他心中一凜,朗眉皺起,袖下的手逐漸收緊,心頭竟不受控地逐漸湧上恐慌,正要四處搜尋,肩膀卻被拍了一下。
“你剛剛怎麼忽然走了?”諸甯正拿着一串紅彤彤的糖葫蘆往嘴裡塞,另一隻手還拿着另一隻作勢要遞給謝懿,有些無辜地開口問他:“不喜歡讓我給你買新的香囊那就不買了呗,怎麼還生氣了?

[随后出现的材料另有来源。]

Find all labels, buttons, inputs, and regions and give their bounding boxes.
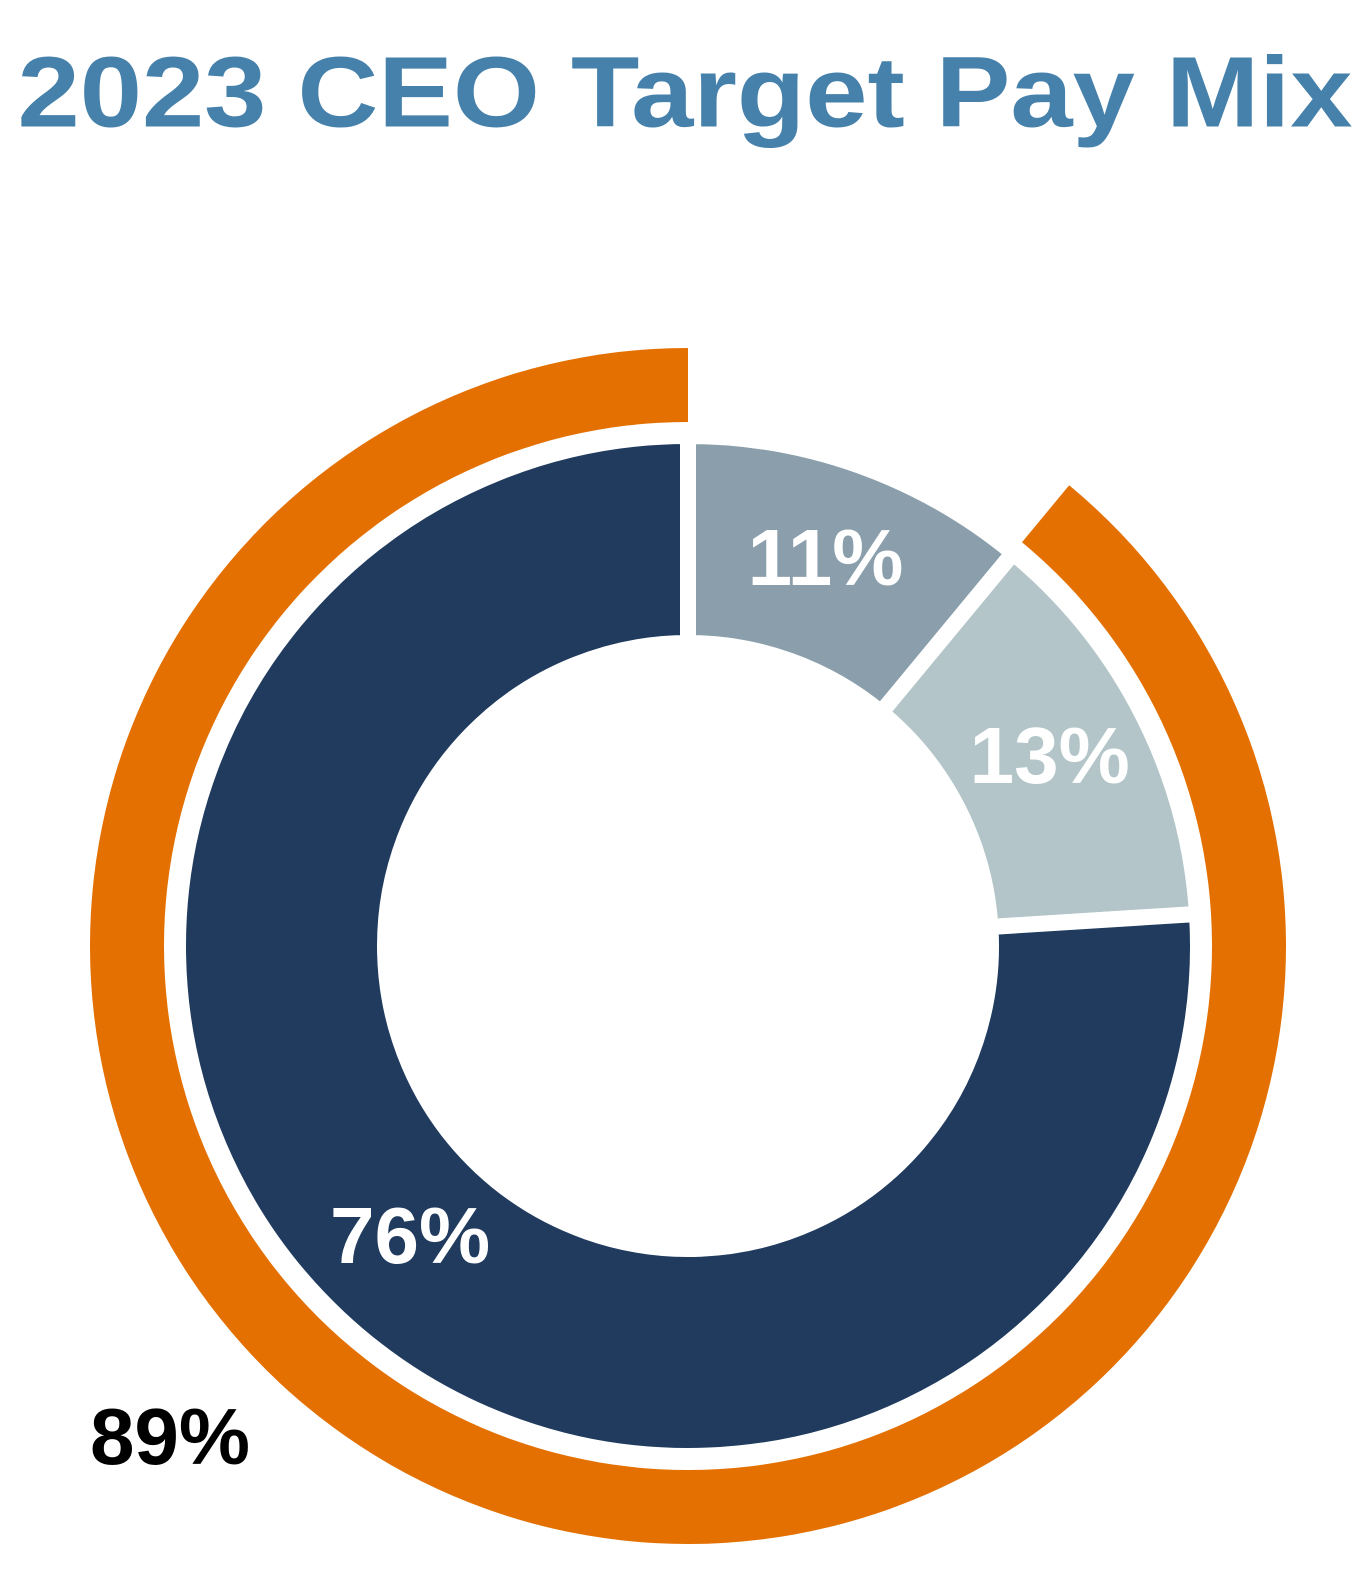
data-label: 13% — [970, 711, 1130, 800]
data-label: 89% — [90, 1392, 250, 1481]
donut-segment — [170, 427, 1206, 1464]
data-label: 76% — [330, 1191, 490, 1280]
donut-segment — [869, 541, 1206, 936]
chart-title: 2023 CEO Target Pay Mix — [18, 36, 1353, 148]
data-label: 11% — [748, 513, 904, 602]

她臉上疑惑的神情不似作僞,看起來天真無辜,讓人無法責備。
“所以剛剛是有什麼急事嗎?我叫你都不回頭。”
謝懿一向進退有度,極少動怒,此時卻神色冷峻,他望着她,眸色陰沉似墨,聲音中終于染上幾分愠怒:“為什麼貿然行事?如果剛剛真的出事了怎麼辦?”
“出什麼事?”
諸甯滿頭問号,又回想了一下,哦——了一聲,撓頭向他解釋:“是你誤會了,我沒事,就是好久沒吃糖葫蘆了,看到有人在賣,就驚訝了一聲……”
她自知理虧,頭越說越低,烏黑的眼睛也四處亂飄,不敢直視謝懿。
諸甯又要擡頭說些什麼,前方的人群中忽然傳來陣陣尖叫,陣陣濃煙從前面升騰起來,周圍的人群頓時騷亂起來,恐慌的氣氛迅速地蔓延開來。

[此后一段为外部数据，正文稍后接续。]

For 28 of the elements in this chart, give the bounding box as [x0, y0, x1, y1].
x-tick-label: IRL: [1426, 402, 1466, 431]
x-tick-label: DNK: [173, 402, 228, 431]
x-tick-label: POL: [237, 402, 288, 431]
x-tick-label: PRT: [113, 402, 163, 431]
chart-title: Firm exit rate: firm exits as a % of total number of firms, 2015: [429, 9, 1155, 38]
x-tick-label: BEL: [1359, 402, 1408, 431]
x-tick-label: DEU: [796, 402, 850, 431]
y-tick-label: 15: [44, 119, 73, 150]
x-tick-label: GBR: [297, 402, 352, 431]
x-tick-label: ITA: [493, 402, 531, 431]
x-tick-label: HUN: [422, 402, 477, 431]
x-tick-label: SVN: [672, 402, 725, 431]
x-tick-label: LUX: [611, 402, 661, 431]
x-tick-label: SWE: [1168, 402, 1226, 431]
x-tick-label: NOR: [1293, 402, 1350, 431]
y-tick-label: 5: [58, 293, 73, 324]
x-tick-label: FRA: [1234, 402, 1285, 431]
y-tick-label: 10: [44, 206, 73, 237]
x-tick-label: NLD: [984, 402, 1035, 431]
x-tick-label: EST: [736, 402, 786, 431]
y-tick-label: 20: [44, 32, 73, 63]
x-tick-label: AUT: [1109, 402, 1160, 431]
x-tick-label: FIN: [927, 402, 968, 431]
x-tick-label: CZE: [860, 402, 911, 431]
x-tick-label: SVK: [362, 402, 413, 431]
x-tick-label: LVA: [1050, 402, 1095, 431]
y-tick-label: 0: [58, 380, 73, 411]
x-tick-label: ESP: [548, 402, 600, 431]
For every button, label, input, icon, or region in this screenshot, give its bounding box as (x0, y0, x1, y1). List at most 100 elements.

節日出遊的人很多,眼見前方出了事情,都相互推搡擁擠起來,墊着腳張望的有,想要拉着親朋好友離開的人也有,個頂個擠成一團,場面頓時一片混亂。
謝懿反應很快,他眸色一冷,快步到了諸甯身旁,事态緊急,也顧不得禮義廉恥,一把攔住諸甯的腰,将其護在環中,低聲說道:“前面應該是出事了!先離開這兒。”

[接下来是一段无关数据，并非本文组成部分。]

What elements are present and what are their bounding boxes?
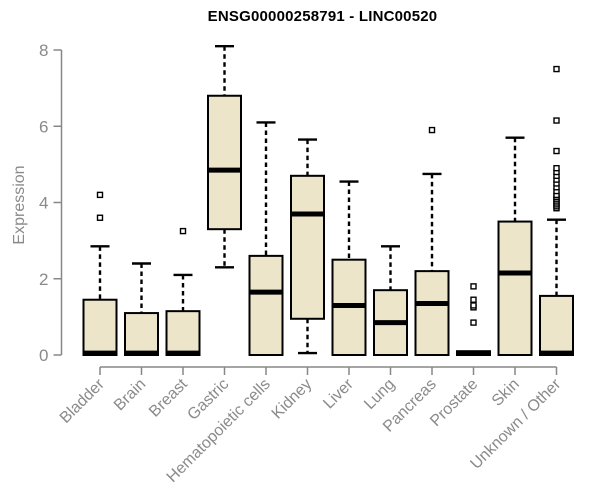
box-bladder — [82, 298, 118, 356]
outlier-pancreas — [428, 126, 436, 134]
box-breast — [165, 310, 201, 356]
box-kidney — [290, 174, 325, 320]
x-category-label: Breast — [146, 375, 191, 420]
box-hematopoietic-cells — [248, 254, 284, 356]
chart-title: ENSG00000258791 - LINC00520 — [207, 8, 438, 25]
box-unknown-other — [539, 294, 574, 356]
y-tick-label: 6 — [39, 117, 48, 136]
outlier-unknown-other — [553, 164, 560, 172]
y-tick-label: 0 — [39, 346, 48, 365]
outlier-prostate — [470, 283, 477, 290]
x-category-label: Kidney — [269, 376, 316, 423]
x-category-label: Lung — [361, 376, 398, 413]
outlier-unknown-other — [553, 147, 560, 155]
x-category-label: Brain — [111, 376, 149, 414]
x-category-label: Skin — [489, 376, 523, 410]
box-gastric — [207, 94, 242, 231]
y-tick-label: 2 — [39, 270, 48, 289]
outlier-breast — [179, 227, 187, 235]
outlier-unknown-other — [553, 65, 560, 73]
outlier-bladder — [96, 191, 104, 199]
y-tick-label: 4 — [39, 194, 48, 213]
outlier-bladder — [96, 214, 104, 221]
outlier-prostate — [470, 296, 477, 303]
y-tick-label: 8 — [39, 41, 48, 60]
outlier-prostate — [470, 319, 477, 326]
outlier-unknown-other — [553, 117, 560, 124]
box-brain — [124, 312, 159, 356]
x-category-label: Bladder — [57, 375, 108, 426]
x-category-label: Liver — [320, 375, 357, 412]
outlier-prostate — [470, 302, 477, 309]
box-skin — [497, 220, 533, 356]
box-pancreas — [414, 270, 450, 356]
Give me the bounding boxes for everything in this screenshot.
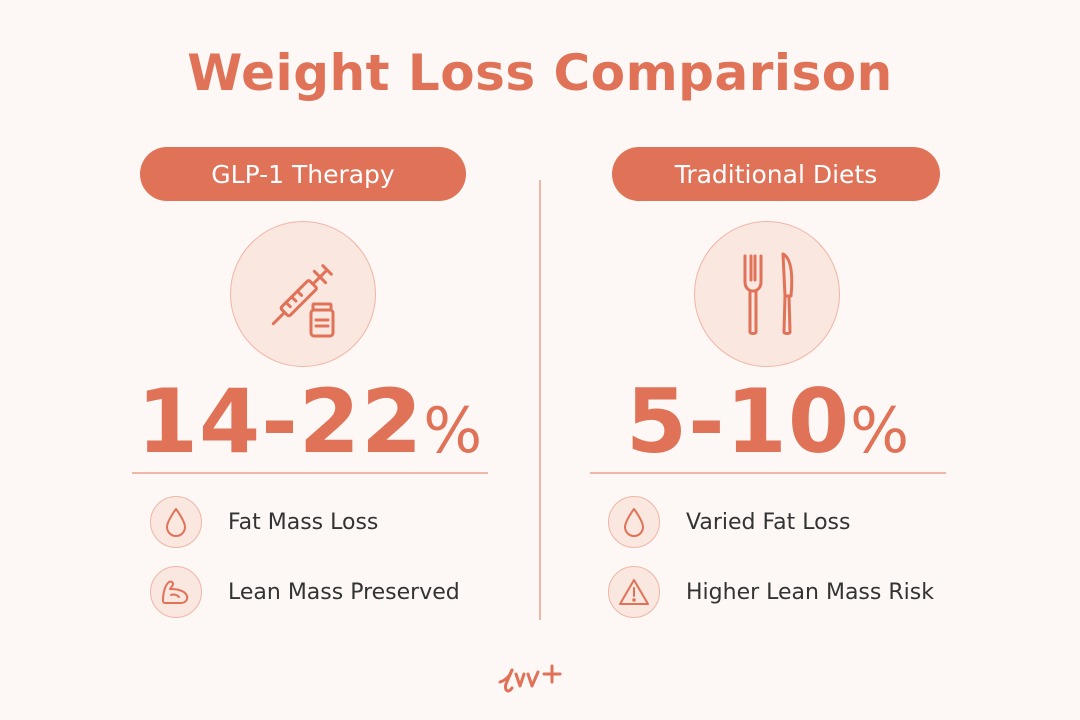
traditional-divider-rule: [590, 472, 946, 474]
traditional-stat-unit: %: [850, 394, 911, 467]
traditional-column: Traditional Diets 5-10% Varied Fat Loss: [590, 0, 946, 720]
traditional-heading-pill: Traditional Diets: [612, 147, 940, 201]
glp1-feature-fat-mass: Fat Mass Loss: [150, 496, 490, 548]
glp1-heading-pill: GLP-1 Therapy: [140, 147, 466, 201]
glp1-heading: GLP-1 Therapy: [211, 159, 395, 189]
syringe-vial-icon: [230, 221, 376, 367]
flexed-arm-icon: [150, 566, 202, 618]
glp1-feature-lean-mass: Lean Mass Preserved: [150, 566, 490, 618]
fork-knife-icon: [694, 221, 840, 367]
feature-label: Varied Fat Loss: [686, 509, 851, 535]
traditional-stat-value: 5-10: [625, 370, 851, 473]
traditional-heading: Traditional Diets: [674, 159, 878, 189]
warning-triangle-icon: [608, 566, 660, 618]
feature-label: Lean Mass Preserved: [228, 579, 460, 605]
droplet-icon: [608, 496, 660, 548]
glp1-divider-rule: [132, 472, 488, 474]
traditional-stat: 5-10%: [590, 376, 946, 477]
traditional-feature-fat-loss: Varied Fat Loss: [608, 496, 948, 548]
glp1-column: GLP-1 Therapy 14-22%: [132, 0, 488, 720]
center-divider: [539, 180, 541, 620]
traditional-feature-lean-risk: Higher Lean Mass Risk: [608, 566, 948, 618]
page-title: Weight Loss Comparison: [187, 44, 893, 102]
glp1-stat-value: 14-22: [136, 370, 424, 473]
glp1-stat: 14-22%: [132, 376, 488, 477]
glp1-stat-unit: %: [423, 394, 484, 467]
droplet-icon: [150, 496, 202, 548]
feature-label: Fat Mass Loss: [228, 509, 379, 535]
feature-label: Higher Lean Mass Risk: [686, 579, 934, 605]
brand-logo-icon: [496, 648, 586, 698]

兩人擠在人潮洶湧中,兩人艱難地挪動着步伐,謝懿承受了大部分外部的擠壓,諸甯從他懷中擡起頭來,觀察着四周的環境,看清楚後歎了口氣,沒有任何可以借力的地方,她的輕功無法施展,隻得繼續在人群中擠着。
忽然她眼前一亮,緊緊攥住謝懿的手,拉着他往邊上一點一點地挪動,直到挪到了牆邊,随即兩人旋入兩座牆壁之間的間隙中,暫時躲開了外面越來越亂的人群。
諸甯終于松了口氣,正想擡頭看一眼謝懿的情況,卻忽然發現現在兩人的姿勢實在是……
太過親密了些。
她完全窩在他懷中,手還搭在他勁瘦的腰間。
他身上清新的味道完全籠罩着她,他的下巴輕輕抵着她的額頭,修長的脖頸上喉結突出,在她的呼吸間,微微顫動,而後泛起薄薄的紅,骨節勻稱的手撐在牆壁上,青筋一根根盤桓其上。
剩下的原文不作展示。